Yutkunup, başını kaldırarak Levi'ya baktı.
"Sahiden anne baba olduk, değil mi?"

Levi, bir eliyle bebeğini sıkıca tutarken diğer eliyle eşinin göz yaşlarını silmişti.
"Evet, artık üç çocuk babasıyım denilebilir."

"Hey!" Diye ona karşı çıktı daha sonra tekrar bebeğine bakıp, başını eğerek burnuna kokusunu çekti ve başına bir öpücük kondurdu.
"Annen seninle tanıştığı için çok memnun."

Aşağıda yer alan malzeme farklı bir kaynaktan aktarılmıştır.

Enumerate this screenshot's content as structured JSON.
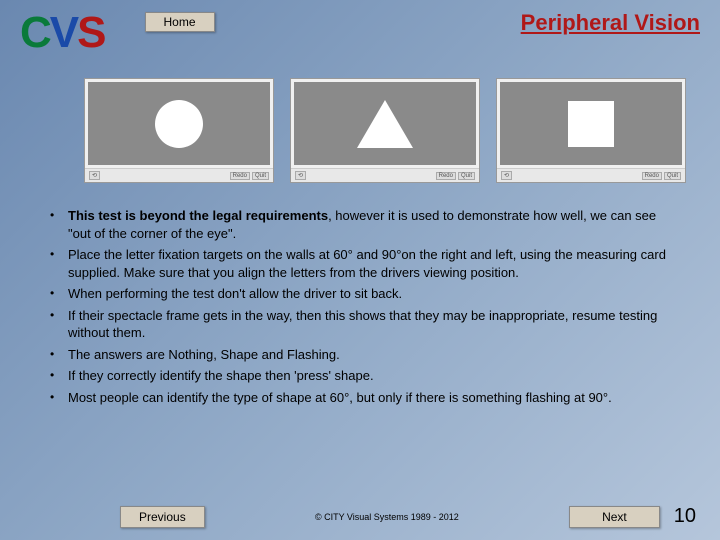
{
  "header": {
    "logo": {
      "c": "C",
      "v": "V",
      "s": "S"
    },
    "home_label": "Home",
    "title": "Peripheral Vision"
  },
  "panels": [
    {
      "shape": "circle",
      "tb_left": "⟲",
      "tb_r1": "Redo",
      "tb_r2": "Quit"
    },
    {
      "shape": "triangle",
      "tb_left": "⟲",
      "tb_r1": "Redo",
      "tb_r2": "Quit"
    },
    {
      "shape": "square",
      "tb_left": "⟲",
      "tb_r1": "Redo",
      "tb_r2": "Quit"
    }
  ],
  "bullets": [
    {
      "lead": "This test is beyond the legal requirements",
      "rest": ", however it is used to demonstrate how well, we can see \"out of the corner of the eye\"."
    },
    {
      "lead": "",
      "rest": "Place the letter fixation targets on the walls at 60° and 90°on the right and left, using the measuring card supplied.  Make sure that you align the letters from the drivers viewing position."
    },
    {
      "lead": "",
      "rest": "When performing the test don't allow the driver to sit back."
    },
    {
      "lead": "",
      "rest": "If their spectacle frame gets in the way, then this shows that they may be inappropriate, resume testing without them."
    },
    {
      "lead": "",
      "rest": "The answers are Nothing, Shape and Flashing."
    },
    {
      "lead": "",
      "rest": "If they correctly identify the shape then 'press' shape."
    },
    {
      "lead": "",
      "rest": "Most people can identify the type of shape at 60°, but only if there is something flashing at 90°."
    }
  ],
  "footer": {
    "prev_label": "Previous",
    "next_label": "Next",
    "copyright": "© CITY Visual Systems 1989 - 2012",
    "page_number": "10"
  }
}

"Oğlumuzu dışlıyor musun sen kadın?" Diye sordu Levi, kaşlarını kaldırıp gülerek.

"Hayır tabi ki!" Dedi Murao, başını çevirip Levi'ın kucağındaki bebeğine gülümsedi.
"Archie ve Hope..."

"Çok şükür!" Dedi Liliana gülümseyerek." Minik Ackerman'lar çok tatlılar!"

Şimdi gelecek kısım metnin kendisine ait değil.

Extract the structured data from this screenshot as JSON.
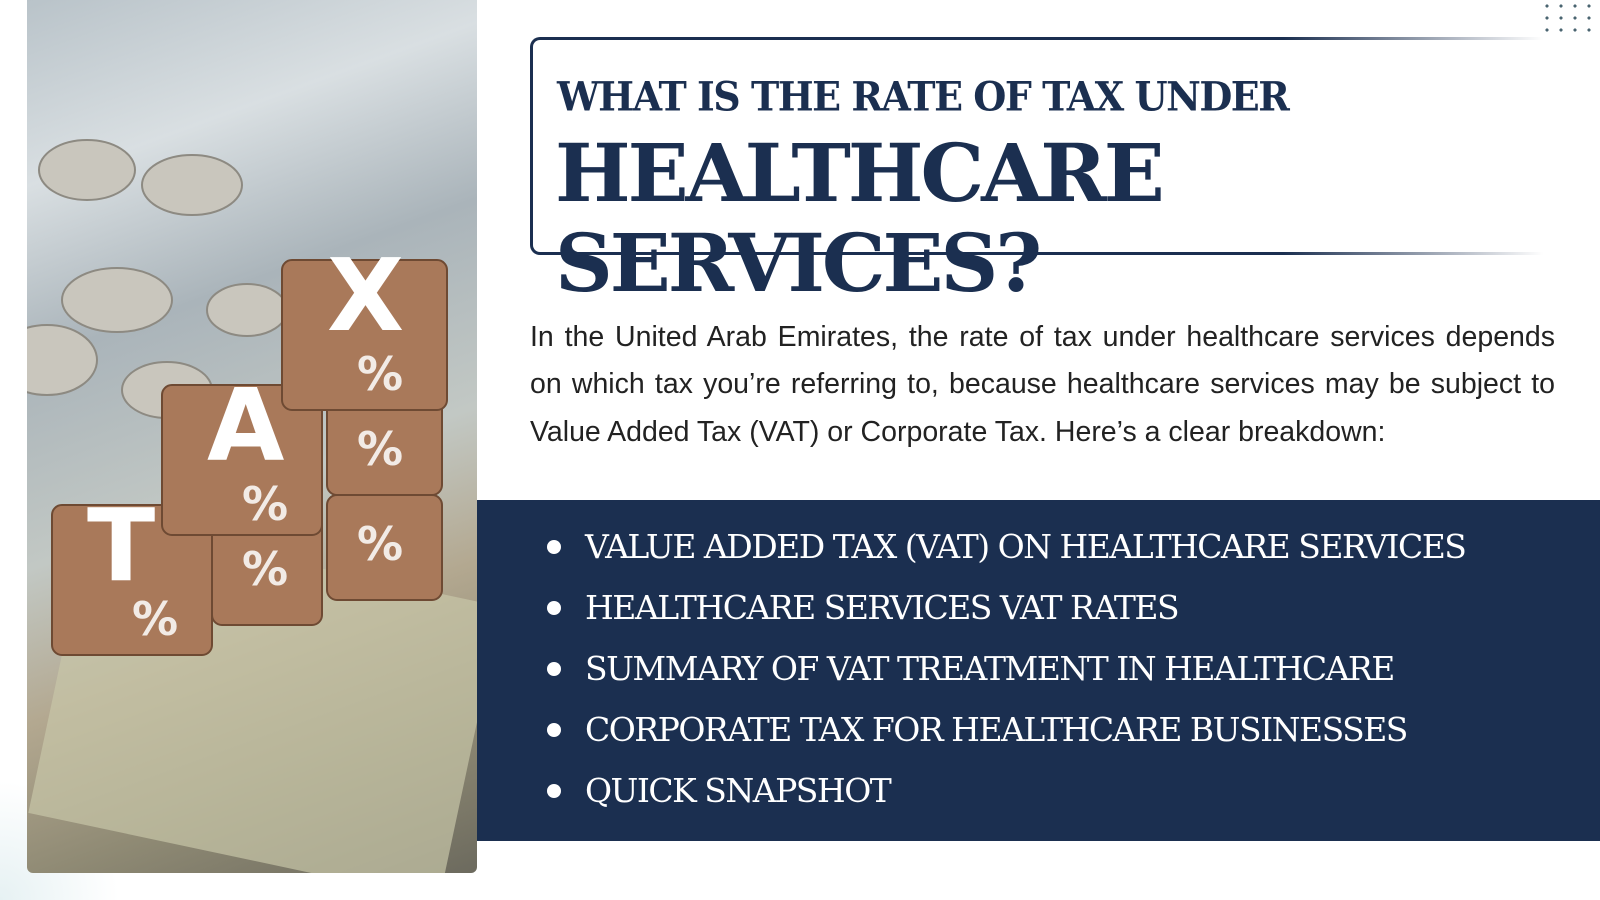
{
  "image": {
    "label_letters": [
      "T",
      "A",
      "X"
    ],
    "alt": "TAX"
  },
  "title": {
    "line1": "WHAT IS THE RATE OF TAX UNDER",
    "line2": "HEALTHCARE SERVICES?"
  },
  "intro": "In the United Arab Emirates, the rate of tax under healthcare services depends on which tax you’re referring to, because healthcare services may be subject to Value Added Tax (VAT) or Corporate Tax. Here’s a clear breakdown:",
  "topics": [
    "VALUE ADDED TAX (VAT) ON HEALTHCARE SERVICES",
    "HEALTHCARE SERVICES VAT RATES",
    "SUMMARY OF VAT TREATMENT IN HEALTHCARE",
    "CORPORATE TAX FOR HEALTHCARE BUSINESSES",
    "QUICK SNAPSHOT"
  ],
  "colors": {
    "navy": "#1b2f50",
    "wood": "#a9795a"
  }
}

"Archie'nin boyuna baksanıza, çıkarken Murao'yu çok zorlamış olmalı. Ne kadar uzun!" Dedi Petra gülerek.

"Babasının aksine." Diye ekledi Oluo ve kıkırdadı.

Levi, başını Oluo'ya çevirip sırıttığında, mesajı alan Oluo sertçe yutkunmuştu.

"Baba oldu diye yumuşayacağını mı sandın? Seni kas kafalı!" Diye mırıldandı Petra.

"Öyle umut etmiştim!"

"Doktor, ikisininde sağlıklı olduğunu söyledi." Dedi Murao'ya dönerek Levi.

"Öyleler değil mi?"

"Evet, sana rağmen."

"Bana rağmen mi?" Diye sordu Murao, kaşlarını çatarak." O da ne demek şimdi?!"

"Bu şu demek; bana her kızdığında yemek yemeyi kesiyorsun."

"Hamileyken yiyordum." Dedi gözlerini devirerek Murao.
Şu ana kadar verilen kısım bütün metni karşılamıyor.